By: Brendan Gilmartin - VP, Research And Content
Alcoa (NYSE:AA) is scheduled to report Q1 2013 earnings after the closing bell on Monday, April 8. A conference call will follow at 5:00 p.m. EST. Alcoa is a critical release, as the company is the first member of the Dow 30 to report quarterly results and is often viewed as a proxy for the ensuing earnings season. The results may therefore have an impact across the broader market, including the index futures and ETFs.
Outliers And Strategy
Alcoa is seen posting EPS of $0.10 for the Q1 period (below the $0.13 projected 90 days earlier) (Source: Yahoo Finance). The range of estimates is from $0.04 to $0.16. Revenues are seen falling 1.2% to $5.93 bln.
On the London Metal Exchange (LME), aluminum prices declined throughout the quarter, dropping close to 10%.
Alcoa shares tend to see minimal movement off earnings, while the index futures (S&P & Dow E-mini) fluctuate more heavily given the psychological impact from the Dow's first quarterly earnings release.
On February 22, Noranda Aluminum reported "stable" demand, despite low LME aluminum prices which were offset by reduced natural gas prices. Total segment profits were also sharply higher quarter/quarter.
04/02: The leading automakers reported stellar results for the month of March, a sign that demand for raw materials such as aluminum remains strong:
- GM reported March sales were the highest in 5 years, citing a strengthening economy and new products.
- Ford delivered its best monthly results since May, 2007.
- Toyota said sales were the strongest since August 2009, thanks to improving economic conditions.
03/31: The National Bureau of Statistics in China reported the manufacturing purchasing managers index (PMI) improved by 0.8% month over month to 50.9%, with automobile manufacturing remaining comfortably above the 50% threshold.
Alcoa shares have come under heavy selling pressure ahead of the Q1 2013 earnings release, with the Relative Strength Index dipping toward the 30-level - an area that generally signals an oversold scenario. Should earnings disappoint, downside appears pretty limited, with the November low near $8.00 offering near-term support. Should earnings either meet tempered forecasts or surprise to the upside, look for initial resistance at $8.50, just below the 200-Day SMA, followed by $8.90. (Chart courtesy of StockCharts.com)

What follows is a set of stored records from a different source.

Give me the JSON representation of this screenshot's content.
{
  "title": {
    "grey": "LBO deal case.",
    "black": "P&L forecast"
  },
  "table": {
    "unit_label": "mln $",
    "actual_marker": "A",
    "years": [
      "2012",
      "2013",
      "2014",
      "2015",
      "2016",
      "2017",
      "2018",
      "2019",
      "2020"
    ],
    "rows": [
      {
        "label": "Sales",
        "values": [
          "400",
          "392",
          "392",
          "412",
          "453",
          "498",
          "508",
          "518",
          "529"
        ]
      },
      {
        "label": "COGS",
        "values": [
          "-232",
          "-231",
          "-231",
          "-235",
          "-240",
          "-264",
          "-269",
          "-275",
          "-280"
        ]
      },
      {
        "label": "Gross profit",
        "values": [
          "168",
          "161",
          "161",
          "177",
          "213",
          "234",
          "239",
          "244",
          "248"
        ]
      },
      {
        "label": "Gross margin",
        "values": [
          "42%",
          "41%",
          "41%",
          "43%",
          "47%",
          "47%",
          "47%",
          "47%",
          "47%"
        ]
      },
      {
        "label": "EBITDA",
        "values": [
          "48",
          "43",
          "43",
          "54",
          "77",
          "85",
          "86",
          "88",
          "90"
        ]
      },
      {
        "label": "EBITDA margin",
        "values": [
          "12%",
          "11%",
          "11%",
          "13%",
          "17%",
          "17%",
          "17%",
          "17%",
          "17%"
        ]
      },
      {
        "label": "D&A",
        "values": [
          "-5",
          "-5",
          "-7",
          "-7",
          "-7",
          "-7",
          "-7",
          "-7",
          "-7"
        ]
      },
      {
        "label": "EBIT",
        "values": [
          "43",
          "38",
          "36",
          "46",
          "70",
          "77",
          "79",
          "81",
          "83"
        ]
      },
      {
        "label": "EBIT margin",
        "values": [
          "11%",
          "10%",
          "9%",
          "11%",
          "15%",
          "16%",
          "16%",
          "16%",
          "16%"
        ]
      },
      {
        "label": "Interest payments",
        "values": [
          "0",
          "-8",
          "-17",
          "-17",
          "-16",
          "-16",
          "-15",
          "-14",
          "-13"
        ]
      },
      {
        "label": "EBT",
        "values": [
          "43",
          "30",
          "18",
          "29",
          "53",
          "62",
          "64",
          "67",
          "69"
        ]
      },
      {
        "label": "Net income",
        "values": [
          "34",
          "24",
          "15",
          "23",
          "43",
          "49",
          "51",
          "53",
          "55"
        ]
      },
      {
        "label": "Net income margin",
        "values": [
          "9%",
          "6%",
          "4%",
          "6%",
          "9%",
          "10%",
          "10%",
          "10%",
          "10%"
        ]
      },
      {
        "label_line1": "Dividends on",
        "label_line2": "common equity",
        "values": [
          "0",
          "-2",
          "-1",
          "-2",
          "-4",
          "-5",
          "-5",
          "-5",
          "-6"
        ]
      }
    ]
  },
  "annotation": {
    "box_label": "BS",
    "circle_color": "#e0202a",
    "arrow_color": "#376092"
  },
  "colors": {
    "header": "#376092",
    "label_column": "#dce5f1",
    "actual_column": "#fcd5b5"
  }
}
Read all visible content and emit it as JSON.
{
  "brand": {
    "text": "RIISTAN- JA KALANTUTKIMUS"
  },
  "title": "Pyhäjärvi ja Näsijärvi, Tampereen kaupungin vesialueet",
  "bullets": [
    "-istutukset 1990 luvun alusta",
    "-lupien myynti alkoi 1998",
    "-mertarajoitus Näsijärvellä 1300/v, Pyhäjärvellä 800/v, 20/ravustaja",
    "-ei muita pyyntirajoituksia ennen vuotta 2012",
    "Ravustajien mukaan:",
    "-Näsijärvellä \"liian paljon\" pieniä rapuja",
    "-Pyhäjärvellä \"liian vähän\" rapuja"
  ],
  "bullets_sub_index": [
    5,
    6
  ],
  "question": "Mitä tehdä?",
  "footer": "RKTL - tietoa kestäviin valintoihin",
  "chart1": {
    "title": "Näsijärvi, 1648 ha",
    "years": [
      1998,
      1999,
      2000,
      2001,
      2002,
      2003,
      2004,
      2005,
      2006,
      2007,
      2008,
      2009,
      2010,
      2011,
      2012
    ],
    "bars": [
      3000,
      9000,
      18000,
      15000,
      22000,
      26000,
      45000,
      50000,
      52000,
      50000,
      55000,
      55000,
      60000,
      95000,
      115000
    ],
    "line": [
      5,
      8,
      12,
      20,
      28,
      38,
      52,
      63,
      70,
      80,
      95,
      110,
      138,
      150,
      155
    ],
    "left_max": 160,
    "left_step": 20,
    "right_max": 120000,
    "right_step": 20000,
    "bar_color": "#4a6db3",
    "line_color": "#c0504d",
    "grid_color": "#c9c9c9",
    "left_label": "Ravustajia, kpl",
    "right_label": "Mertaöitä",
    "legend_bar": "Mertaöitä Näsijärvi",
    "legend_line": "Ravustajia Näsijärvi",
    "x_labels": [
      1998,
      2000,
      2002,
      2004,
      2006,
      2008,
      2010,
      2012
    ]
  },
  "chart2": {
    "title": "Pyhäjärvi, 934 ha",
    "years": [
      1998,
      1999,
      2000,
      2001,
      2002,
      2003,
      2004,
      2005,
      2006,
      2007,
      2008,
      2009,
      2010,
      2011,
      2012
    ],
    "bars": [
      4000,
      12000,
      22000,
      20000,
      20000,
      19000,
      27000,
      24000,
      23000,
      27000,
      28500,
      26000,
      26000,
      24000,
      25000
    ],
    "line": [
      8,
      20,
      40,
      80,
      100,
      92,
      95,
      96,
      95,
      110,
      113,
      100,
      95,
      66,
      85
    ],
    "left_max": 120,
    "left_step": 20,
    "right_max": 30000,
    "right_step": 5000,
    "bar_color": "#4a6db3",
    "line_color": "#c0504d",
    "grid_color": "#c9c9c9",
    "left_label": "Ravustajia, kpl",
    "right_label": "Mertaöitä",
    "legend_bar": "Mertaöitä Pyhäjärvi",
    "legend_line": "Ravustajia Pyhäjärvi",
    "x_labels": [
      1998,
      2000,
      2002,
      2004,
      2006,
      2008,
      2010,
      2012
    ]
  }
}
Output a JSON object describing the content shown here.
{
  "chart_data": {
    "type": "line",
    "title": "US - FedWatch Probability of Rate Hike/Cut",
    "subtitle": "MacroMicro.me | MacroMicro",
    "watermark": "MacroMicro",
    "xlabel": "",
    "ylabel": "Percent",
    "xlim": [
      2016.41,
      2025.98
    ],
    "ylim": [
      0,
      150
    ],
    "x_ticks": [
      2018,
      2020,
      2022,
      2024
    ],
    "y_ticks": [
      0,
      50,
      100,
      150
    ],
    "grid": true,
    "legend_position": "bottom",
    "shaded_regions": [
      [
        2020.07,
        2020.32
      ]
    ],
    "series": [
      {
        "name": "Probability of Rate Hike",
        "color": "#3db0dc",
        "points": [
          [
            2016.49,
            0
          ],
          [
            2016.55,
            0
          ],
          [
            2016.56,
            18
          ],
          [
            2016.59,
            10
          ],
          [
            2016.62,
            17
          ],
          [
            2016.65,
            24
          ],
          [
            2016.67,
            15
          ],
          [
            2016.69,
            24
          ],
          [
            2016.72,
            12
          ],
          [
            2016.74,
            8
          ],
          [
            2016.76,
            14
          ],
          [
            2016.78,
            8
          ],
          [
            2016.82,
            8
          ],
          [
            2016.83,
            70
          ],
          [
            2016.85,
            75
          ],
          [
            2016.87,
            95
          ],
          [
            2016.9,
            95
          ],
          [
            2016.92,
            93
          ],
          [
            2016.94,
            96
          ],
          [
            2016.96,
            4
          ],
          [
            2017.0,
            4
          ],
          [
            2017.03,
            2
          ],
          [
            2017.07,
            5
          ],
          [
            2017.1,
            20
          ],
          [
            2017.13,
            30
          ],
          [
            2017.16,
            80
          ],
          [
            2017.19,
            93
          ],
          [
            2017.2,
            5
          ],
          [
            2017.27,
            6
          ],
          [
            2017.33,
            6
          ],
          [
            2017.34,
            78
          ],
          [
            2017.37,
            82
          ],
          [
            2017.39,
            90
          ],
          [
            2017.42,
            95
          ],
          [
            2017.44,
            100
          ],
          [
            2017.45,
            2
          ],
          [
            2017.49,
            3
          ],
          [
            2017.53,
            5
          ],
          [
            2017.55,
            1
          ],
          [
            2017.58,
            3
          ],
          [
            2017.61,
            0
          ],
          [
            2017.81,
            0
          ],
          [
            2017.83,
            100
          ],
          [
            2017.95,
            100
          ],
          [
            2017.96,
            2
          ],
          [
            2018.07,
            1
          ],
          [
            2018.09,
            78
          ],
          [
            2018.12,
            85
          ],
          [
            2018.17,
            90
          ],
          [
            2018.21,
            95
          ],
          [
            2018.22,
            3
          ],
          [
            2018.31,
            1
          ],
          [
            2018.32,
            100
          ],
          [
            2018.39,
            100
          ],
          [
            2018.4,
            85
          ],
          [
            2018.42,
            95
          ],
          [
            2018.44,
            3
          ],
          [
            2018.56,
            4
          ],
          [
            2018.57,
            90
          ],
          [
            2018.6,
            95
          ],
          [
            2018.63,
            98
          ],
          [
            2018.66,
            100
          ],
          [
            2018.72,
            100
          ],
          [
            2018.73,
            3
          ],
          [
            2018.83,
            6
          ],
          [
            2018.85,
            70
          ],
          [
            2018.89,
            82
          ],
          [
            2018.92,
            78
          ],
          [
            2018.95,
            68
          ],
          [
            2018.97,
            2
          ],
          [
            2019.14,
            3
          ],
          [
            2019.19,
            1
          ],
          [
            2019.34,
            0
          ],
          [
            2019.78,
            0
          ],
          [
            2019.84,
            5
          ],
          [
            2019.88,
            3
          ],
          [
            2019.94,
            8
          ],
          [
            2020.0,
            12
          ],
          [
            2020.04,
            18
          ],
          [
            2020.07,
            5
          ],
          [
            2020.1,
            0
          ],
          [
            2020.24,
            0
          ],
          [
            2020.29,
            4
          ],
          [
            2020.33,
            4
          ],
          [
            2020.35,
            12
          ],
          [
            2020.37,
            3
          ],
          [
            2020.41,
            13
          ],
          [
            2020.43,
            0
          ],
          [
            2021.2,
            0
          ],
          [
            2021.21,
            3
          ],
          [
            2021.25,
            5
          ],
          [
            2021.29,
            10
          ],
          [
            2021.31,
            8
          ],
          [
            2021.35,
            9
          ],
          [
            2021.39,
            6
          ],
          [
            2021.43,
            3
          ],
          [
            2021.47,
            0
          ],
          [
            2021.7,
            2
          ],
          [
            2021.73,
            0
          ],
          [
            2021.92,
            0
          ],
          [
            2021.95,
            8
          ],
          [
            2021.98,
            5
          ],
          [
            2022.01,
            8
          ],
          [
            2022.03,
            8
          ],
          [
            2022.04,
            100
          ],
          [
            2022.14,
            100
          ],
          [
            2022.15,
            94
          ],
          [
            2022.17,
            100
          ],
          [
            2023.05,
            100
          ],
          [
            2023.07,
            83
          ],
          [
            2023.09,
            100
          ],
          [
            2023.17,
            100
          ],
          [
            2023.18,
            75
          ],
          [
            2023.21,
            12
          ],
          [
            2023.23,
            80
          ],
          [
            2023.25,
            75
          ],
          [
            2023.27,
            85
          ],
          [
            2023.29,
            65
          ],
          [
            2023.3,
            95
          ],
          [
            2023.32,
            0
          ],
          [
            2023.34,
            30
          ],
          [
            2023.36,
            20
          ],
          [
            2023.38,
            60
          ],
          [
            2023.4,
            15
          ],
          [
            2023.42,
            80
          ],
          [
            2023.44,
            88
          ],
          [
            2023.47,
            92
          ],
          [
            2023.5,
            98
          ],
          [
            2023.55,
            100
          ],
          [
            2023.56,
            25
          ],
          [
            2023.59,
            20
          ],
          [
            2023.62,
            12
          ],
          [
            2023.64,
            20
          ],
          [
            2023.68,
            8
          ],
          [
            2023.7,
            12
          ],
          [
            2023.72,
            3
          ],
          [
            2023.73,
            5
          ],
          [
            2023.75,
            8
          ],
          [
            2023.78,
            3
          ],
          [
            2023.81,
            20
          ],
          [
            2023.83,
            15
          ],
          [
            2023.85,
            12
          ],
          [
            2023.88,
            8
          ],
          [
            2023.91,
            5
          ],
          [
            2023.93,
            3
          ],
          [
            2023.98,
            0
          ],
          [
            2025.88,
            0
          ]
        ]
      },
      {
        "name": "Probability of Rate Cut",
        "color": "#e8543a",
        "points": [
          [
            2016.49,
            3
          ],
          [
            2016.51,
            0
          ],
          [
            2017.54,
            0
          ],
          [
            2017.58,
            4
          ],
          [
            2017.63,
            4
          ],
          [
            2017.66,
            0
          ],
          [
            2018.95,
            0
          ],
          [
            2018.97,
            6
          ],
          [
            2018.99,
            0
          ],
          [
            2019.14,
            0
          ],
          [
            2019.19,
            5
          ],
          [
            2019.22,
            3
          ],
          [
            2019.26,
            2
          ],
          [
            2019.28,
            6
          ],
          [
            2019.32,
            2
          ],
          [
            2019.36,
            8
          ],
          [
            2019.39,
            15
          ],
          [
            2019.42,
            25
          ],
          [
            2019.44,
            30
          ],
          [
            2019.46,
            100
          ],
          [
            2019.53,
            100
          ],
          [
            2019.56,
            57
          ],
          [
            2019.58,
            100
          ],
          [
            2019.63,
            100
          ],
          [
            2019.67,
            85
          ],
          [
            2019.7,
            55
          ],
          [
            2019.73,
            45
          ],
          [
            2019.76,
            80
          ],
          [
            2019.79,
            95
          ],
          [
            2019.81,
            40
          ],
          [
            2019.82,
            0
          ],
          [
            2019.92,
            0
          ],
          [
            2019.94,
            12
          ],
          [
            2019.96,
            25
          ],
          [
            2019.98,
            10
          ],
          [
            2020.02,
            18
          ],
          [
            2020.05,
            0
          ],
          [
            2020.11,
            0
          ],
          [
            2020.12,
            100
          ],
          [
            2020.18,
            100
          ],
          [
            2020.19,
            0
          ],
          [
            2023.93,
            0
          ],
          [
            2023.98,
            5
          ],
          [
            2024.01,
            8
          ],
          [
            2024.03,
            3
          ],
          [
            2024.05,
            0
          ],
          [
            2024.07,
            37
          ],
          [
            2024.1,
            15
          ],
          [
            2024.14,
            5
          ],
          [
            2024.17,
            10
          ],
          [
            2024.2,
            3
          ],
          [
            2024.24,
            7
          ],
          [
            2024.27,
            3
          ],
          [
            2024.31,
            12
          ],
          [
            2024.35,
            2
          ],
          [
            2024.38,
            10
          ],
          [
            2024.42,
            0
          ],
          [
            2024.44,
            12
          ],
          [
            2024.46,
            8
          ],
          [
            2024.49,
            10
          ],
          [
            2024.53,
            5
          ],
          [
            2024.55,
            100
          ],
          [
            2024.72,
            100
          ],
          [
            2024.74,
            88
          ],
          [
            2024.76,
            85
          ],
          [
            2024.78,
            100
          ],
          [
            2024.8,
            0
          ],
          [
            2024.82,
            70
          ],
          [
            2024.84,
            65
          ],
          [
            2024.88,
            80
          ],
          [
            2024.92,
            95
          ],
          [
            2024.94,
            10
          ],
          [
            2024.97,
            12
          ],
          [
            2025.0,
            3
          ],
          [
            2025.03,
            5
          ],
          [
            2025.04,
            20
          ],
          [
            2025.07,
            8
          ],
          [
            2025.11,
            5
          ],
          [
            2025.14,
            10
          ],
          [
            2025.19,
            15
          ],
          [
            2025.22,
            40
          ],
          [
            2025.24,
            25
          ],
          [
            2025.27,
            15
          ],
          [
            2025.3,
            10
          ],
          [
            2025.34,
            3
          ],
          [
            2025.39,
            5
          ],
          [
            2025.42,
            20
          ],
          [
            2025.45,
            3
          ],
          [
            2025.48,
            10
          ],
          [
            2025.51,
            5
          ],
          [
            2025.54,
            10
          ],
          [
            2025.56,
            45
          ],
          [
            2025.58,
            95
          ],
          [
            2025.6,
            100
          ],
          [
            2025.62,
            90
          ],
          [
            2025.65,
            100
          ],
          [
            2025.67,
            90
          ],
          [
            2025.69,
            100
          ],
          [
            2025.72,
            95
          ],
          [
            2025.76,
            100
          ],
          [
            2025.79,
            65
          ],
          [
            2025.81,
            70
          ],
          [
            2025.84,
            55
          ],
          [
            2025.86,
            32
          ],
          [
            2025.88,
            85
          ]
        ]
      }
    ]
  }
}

Alcoa shares have been tracking the decline in London aluminum prices, slipping to the lowest level since late November. Despite the weak prices, demand appears stable, evidenced by the recent flurry of positive sales reports from the top U.S. automakers, while signs point toward an uptick in the global economy, particularly in China. Furthermore, Alcoa is trading at a relatively steep discount to Book Value ($12.36), while the company continues to slash debt, shore up its balance sheet to maintain its favorable credit profile, and forecast global aluminum demand growth of 7%, up from 6% in 2012. Barring a loss for the quarter, much of the weakness on pricing looks factored into the shares at these levels.